Of course, if DRM (digital restriction management) comes along, at least it will give a back door into the system.
Security does not mean 100% exploit-proof, it means it secures your information/services given certain desired lengths of protection and certain operating conditions.
While M$ is probably not going to get this one right, it doesn't mean that someone can't. This *is* a desirable feature for some applications, and it is possible to make a secure environment (where secure is defined for the application), and make it seamless as well. That is the whole goal of network security professionals.
If anything, the fact that people already know what kinds of "old" exploits this may be vulnerable to, it means that we are already headed in the right direction.

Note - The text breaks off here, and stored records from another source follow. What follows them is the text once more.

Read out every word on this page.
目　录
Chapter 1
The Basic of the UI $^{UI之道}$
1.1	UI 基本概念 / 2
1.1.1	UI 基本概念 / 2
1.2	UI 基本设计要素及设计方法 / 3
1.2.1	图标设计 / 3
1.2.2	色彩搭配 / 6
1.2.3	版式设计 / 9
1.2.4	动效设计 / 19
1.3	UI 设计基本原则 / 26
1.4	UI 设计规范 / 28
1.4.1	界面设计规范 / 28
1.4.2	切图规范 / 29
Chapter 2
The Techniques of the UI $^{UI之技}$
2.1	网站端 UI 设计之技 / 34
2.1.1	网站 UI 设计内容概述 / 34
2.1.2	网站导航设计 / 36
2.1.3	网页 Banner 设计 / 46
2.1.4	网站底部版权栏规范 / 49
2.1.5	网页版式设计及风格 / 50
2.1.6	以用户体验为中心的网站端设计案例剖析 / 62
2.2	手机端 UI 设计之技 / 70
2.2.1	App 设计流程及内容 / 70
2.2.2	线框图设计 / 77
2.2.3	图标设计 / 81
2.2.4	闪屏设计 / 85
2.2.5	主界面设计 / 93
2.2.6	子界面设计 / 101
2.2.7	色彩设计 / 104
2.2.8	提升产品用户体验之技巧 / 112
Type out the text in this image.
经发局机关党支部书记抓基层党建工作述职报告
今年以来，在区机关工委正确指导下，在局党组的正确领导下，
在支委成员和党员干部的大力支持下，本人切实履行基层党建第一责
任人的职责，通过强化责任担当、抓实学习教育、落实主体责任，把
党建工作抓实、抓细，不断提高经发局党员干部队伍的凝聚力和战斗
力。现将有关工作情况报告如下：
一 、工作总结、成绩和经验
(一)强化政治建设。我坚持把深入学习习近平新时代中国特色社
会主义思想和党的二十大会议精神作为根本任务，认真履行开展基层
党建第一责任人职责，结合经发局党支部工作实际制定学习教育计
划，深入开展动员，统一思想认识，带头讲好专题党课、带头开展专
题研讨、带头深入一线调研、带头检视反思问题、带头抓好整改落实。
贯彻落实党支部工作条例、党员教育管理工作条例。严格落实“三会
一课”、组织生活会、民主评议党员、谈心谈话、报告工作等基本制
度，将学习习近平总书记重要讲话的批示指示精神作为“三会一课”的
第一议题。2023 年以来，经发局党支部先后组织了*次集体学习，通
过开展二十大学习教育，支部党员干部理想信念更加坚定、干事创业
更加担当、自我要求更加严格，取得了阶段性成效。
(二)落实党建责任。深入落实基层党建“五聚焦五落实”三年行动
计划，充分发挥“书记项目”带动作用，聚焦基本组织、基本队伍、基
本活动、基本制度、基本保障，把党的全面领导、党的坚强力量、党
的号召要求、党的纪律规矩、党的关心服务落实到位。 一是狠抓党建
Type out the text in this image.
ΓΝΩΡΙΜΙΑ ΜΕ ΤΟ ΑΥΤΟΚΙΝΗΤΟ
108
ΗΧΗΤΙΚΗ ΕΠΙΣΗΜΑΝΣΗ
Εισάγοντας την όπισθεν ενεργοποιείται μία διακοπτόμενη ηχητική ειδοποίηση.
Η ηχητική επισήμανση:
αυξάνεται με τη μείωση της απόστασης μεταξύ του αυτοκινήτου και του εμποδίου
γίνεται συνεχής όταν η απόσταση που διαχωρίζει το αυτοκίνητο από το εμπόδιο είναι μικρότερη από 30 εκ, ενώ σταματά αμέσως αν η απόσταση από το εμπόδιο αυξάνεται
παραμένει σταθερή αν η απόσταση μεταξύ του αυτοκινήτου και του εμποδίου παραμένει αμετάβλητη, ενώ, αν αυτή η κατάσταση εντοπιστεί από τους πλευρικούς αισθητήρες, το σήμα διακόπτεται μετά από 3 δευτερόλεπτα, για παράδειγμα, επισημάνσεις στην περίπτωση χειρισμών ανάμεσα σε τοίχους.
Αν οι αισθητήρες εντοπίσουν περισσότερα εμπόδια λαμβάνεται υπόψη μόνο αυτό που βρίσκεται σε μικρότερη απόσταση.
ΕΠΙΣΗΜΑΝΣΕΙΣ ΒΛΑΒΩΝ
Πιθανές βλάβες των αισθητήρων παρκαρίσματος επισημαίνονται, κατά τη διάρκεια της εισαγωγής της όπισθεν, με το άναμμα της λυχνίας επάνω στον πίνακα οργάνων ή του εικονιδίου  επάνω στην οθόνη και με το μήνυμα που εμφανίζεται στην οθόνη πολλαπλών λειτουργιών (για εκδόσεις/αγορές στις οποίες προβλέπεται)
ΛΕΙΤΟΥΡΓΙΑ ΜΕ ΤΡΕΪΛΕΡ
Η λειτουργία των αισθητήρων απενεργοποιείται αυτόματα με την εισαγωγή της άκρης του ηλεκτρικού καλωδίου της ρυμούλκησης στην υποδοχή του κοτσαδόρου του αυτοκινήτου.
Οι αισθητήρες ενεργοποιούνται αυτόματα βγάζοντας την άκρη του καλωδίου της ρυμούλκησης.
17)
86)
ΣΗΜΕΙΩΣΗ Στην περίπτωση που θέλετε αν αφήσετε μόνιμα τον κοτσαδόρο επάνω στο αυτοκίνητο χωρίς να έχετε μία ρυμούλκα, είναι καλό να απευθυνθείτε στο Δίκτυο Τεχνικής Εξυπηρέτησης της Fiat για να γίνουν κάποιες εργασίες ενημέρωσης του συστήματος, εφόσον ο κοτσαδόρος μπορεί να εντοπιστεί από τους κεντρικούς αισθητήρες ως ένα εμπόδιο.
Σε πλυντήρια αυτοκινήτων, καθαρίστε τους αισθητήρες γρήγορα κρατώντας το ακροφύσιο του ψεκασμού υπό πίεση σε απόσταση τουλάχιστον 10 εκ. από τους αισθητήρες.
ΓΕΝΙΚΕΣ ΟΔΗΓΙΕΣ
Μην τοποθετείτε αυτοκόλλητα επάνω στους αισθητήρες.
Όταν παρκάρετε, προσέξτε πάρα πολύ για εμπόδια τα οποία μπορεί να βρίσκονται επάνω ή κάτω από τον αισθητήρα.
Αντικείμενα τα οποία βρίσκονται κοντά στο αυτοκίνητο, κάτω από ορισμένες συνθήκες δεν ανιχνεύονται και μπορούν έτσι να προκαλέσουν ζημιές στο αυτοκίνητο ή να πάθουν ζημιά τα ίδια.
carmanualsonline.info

Um... easier said than done there, hotshot.
When a program asks for memory there's a reasonable amount of loops it has to go through in the processor to get the memory, because the processor manages memory. Making a program that toys with memory over the internet wouldn't be slightly exciting.
DMA channels let something, usually a video card, sound card, IDE bus, etc. do what it needs to do with the system's memory without bothering the processor. The speed gained by not bothering the processor when accessing memory is what makes UltraDMA hard drives so fast, video cards accelerated (in addition to a lot of other l337 tricks), etc.
Now, you take a cluster, connected via gigabit network, in which each computer can directly access each other's memory as opposed to using a program to do it that just takes the target processor's cycles. THAT is slightly exciting.
this is still fairly uninteresting, at the core. so they tied the IP stack to DMA. given that the bottleneck is still going to be the line speed, which is going to be far, far slower than the bus, the 'loops' you speak of will probably be negligible by comparison. increases in line speed aren't likely to bring the throughput close to bus speeds anytime soon. as for clustering via a gigabit network, fine and dandy, but there have been solutions to do this very thing for other platforms for awhile now - all this does is widen the area within which this can be done. not innovative and not really useful, in my opinion, but the proof will be in the pudding. show me a distributed application that scales more effectively using this as opposed to some other method of sharing information between clients that also offsets the obvious overhead of managing such a wide shared memory pool (and we don't even have to think about That ball of wax to discount this) and you'll make a believer out of me. i do not expect that this will happen.
Scott McNealy said that, but the vision was implemented by others. CMU's Mach (1985), Andrew Tanenbaum's Amoeba (1986), and Plan 9 (1987) were OSes that made a network into a computer.
To be fair, Sun does have ChorusOS , but that seems to have died the death (i.e. gone Sun Public Source) despite Scott's best intentions.
Sigmentation fault - core dumped
I work at InfiniCon Systems and we do a lot of InfiniBand related things. We have switching, adapters, and connections from IB to gigabit ethernet and IB to fibre channel. See http://www.infinicon.com/.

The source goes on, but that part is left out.